Inefficient looping and recursion can create many bottlenecks. Also, any slight inefficiency is magnified due to it being repeatedly executed. For this reason, you should take extra care to ensure the code within the loop or the recursive method is optimized. For more information about the questions and issues raised in this section, see .NET 2.0 Performance Guidelines - Iterating and Looping. Use the following review questions to help identify performance issues in your loops:

  • Do you repetitively access properties?
  • Do you use recursion?
  • Do you use foreach?
  • Do you perform expensive operations within your loops?

Do You Repetitively Access Properties?

Repeated accessing of object properties can be expensive. Properties can appear to be simple, but might in fact involve expensive processing operations.

Do You Use Recursion?

If your code uses recursion, consider using a loop instead. A loop is preferable in some scenarios because each recursive call builds a new stack frame for the call. This results in consumption of memory, which can be expensive depending upon the number of recursions. A loop does not require any stack frame creation unless there is a method call inside the loop.

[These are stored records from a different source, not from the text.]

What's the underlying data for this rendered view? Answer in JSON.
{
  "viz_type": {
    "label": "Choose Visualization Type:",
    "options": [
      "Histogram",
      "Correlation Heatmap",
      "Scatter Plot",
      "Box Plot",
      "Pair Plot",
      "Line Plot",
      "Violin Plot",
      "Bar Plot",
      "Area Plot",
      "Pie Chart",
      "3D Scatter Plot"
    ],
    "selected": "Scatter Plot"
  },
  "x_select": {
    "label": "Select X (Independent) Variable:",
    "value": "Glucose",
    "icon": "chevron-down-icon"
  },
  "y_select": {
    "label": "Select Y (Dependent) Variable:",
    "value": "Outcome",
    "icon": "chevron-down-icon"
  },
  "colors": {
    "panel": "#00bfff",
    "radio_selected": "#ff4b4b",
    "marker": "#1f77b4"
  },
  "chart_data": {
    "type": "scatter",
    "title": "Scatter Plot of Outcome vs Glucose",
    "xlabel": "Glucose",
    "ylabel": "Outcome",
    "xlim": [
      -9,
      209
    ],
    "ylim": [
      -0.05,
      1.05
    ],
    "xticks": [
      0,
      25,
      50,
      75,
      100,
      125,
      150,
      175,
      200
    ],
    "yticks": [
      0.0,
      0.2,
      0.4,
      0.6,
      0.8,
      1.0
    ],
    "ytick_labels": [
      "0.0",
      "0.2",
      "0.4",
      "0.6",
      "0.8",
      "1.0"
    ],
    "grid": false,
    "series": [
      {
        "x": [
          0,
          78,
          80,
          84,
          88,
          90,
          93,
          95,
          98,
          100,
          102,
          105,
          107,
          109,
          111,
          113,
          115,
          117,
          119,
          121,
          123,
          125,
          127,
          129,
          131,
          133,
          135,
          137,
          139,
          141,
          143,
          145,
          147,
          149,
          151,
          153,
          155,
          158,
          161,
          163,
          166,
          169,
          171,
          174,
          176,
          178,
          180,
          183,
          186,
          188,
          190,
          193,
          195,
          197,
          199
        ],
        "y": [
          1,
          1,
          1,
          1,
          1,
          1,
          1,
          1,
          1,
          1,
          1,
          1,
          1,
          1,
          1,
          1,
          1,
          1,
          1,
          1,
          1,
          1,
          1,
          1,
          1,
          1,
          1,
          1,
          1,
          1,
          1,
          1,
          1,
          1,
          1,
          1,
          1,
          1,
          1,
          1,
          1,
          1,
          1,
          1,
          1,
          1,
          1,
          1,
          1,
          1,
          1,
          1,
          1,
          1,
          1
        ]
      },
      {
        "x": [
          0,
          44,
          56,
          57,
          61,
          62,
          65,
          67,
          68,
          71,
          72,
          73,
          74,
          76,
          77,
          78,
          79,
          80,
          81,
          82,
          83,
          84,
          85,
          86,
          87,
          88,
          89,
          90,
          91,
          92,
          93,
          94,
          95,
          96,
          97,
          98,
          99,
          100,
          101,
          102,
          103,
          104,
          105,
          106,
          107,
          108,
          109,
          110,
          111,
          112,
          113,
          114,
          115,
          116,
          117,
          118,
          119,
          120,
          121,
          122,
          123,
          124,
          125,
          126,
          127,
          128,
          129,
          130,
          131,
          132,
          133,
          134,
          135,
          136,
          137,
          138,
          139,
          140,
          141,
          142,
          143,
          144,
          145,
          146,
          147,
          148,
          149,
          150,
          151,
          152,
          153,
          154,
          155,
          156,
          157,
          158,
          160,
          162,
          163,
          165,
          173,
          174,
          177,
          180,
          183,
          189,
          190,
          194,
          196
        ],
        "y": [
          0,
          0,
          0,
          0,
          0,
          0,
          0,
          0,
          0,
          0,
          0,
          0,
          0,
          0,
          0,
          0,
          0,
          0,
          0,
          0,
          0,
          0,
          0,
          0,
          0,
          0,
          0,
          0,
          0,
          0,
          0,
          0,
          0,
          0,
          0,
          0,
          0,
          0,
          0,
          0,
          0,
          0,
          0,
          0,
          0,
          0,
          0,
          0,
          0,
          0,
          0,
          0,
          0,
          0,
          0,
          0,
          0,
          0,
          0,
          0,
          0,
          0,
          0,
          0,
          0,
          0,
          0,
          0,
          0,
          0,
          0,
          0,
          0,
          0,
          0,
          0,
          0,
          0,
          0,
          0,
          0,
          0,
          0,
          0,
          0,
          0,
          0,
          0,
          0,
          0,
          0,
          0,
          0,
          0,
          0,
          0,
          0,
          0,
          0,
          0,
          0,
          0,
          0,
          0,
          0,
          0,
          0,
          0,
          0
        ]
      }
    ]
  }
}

If you do use recursion, check that your code establishes a maximum number of times it can recurse, and ensure there is always a way out of the recursion and that there is no danger of running out of stack space.

Do You Use foreach?

Using foreach can result in extra overhead because of the way enumeration is implemented in .NET Framework collections. .NET Framework 1.1 collections provide an enumerator for the foreach statement to use by overriding the IEnumerable.GetEnumerator. This approach is suboptimal because it introduces both managed heap and virtual function overhead associated with foreach on simple collection types. This can be a significant factor in performance-sensitive regions of your application. If you are developing a custom collection for your custom type, consider the following guidelines while implementing IEnumerable:

If you implement IEnumerable.GetEnumerator, also implement a nonvirtual GetEnumerator method. Your class's IEnumerable.GetEnumerator method should call this nonvirtual method, which should return a nested public enumerator struct. Explicitly implement the IEnumerator.Current property on your enumerator struct.

For more information about implementing custom collections and about how to implement IEnumerable as efficiently as possible, see .NET 2.0 Performance Guidelines - Collections.

Consider using a for loop instead of foreach to increase performance for iterating through .NET Framework collections that can be indexed with an integer.

Do You Perform Expensive Operations Within Your Loops?

Examine the code in your loop and look for the following opportunities for optimization:

  • Move any code out of the loop that does not change in the loop.
  • Investigate the methods called inside the loop. If the called methods contain small amounts of code, consider inlining them or parts of them.
  • If the code in the loop performs string concatenation, make sure that it uses StringBuilder.
  • If you test for multiple exit conditions, begin the expression with the one most likely to allow you to exit.
  • Do not use exceptions as a tool to exit one or more loops.
  • Avoid calling properties within loops and if you can, check what the property accessor does. Calling a property can be a very expensive operation if the property is performing complex operations.